1989 年 42 巻 5 号 p. 1233-1255
Roxithromycin(RU28965, 以下RU)の口腔外科領域感染症に対する有効性, 安全性及び有用性を客観的に評価する目的で, Josamycin(以下JM)を対照薬とした二重盲検法により比較検討した。
対象疾患は歯周組織炎, 歯冠周囲炎, 顎炎とし, 投与量はRU 1日300mg(分2), JM 1日1,200mg(分3)とした。成績は以下のとおりであった。
1. 臨床効果(点数判定)
RU群126例, JM群117例の有効率は, それぞれ78.6%, 82.1%であった。又, 疾患別の有効率は歯周組織炎でRU群75.6%, JM群81.0%, 歯冠周囲炎でRU群77.8%, JM群83.9%, 顎炎でRU群82.2%, JM群81.8%であった。両投与群の臨床効果に有意差を認めなかった。
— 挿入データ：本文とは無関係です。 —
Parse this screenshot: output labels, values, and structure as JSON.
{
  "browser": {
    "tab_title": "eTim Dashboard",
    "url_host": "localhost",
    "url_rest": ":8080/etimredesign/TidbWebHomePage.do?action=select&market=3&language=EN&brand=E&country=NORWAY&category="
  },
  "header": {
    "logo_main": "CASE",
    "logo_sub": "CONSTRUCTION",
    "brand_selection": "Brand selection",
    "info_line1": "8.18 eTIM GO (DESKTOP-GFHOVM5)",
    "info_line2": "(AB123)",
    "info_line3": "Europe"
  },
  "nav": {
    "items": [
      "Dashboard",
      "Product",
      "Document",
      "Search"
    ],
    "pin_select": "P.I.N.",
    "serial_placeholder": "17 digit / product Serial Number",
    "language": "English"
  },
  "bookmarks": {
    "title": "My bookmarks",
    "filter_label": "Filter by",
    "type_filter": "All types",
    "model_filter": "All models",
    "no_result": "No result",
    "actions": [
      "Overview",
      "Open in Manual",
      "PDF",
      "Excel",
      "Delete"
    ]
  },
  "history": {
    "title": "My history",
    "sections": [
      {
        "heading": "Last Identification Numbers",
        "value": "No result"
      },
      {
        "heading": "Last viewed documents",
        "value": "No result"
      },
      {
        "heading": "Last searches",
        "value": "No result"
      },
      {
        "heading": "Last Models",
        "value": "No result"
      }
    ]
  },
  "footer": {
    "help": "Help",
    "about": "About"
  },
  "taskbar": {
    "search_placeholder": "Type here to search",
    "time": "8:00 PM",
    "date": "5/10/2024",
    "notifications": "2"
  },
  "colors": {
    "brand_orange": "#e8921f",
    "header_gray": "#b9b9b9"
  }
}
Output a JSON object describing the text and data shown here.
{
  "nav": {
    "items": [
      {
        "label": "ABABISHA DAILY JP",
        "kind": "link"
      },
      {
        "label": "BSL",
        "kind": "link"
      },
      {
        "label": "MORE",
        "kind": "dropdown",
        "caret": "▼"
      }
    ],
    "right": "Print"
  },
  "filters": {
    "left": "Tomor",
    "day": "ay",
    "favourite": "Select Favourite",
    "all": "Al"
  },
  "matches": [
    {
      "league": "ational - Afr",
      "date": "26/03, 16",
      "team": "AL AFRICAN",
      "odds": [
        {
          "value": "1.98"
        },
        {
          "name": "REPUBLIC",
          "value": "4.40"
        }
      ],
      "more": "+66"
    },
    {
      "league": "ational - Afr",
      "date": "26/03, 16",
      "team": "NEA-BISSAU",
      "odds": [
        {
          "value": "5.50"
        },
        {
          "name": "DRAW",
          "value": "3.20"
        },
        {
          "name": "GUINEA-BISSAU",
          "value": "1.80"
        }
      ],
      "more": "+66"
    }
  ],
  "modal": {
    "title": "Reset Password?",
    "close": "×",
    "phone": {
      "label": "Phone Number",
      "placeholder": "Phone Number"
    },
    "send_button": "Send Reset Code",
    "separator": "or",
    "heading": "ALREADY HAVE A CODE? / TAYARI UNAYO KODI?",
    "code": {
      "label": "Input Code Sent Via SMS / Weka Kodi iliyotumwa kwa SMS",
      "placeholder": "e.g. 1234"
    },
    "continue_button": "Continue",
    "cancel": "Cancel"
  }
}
又, 菌分離症例における有効率は, 好気性レンサ球菌分離症例でRU群85.7%, JM群85.0%, 嫌気性レンサ球菌分離症例でRU群72.2%, JM群75.0%, 嫌気性菌分離症例でRU群85.0%, JM群76.7%, Peptostreptococcus spp.分離症例でRU群88.9%, JM群81.3%であり, いずれの分離症例においても両薬剤群の有効率に有意差を認めなかった。
2. 臨床効果(主治医判定)
RU群128例, JM群119例の有効率は, それぞれ79.7%, 73.1%であった。又, 疾患別の有効率は歯周組織炎でRU群87.0%, JM群83.3%, 歯冠周囲炎でRU群75.7%, JM群71.9%, 顎炎でRU群75.6%, JM群64.4%であつた。両投与群の臨床効果に有意差を認めなかった。
3. 安全性副作用はRU群136例中4例(2.9%), JM群126例中3例(2.4%)に, 又, 臨床検査値変動はRU群63例中5例(7.9%), JM群50例中2例(4.0%)に認められたが, いずれも発現率において両投与群間に有意差はみられなかった。
4. 有用性
RU群128例, JM群119例の有用率は, それぞれ75.8%, 74.8%であり, 両投与群の有用性に有意差は認められなかった。
以上の成績により, 口腔外科領域感染症に対して, RU1日300mg投与はJM1日1,200mg投与と同様, 優れた有効性と高い安全性を有することが確認された。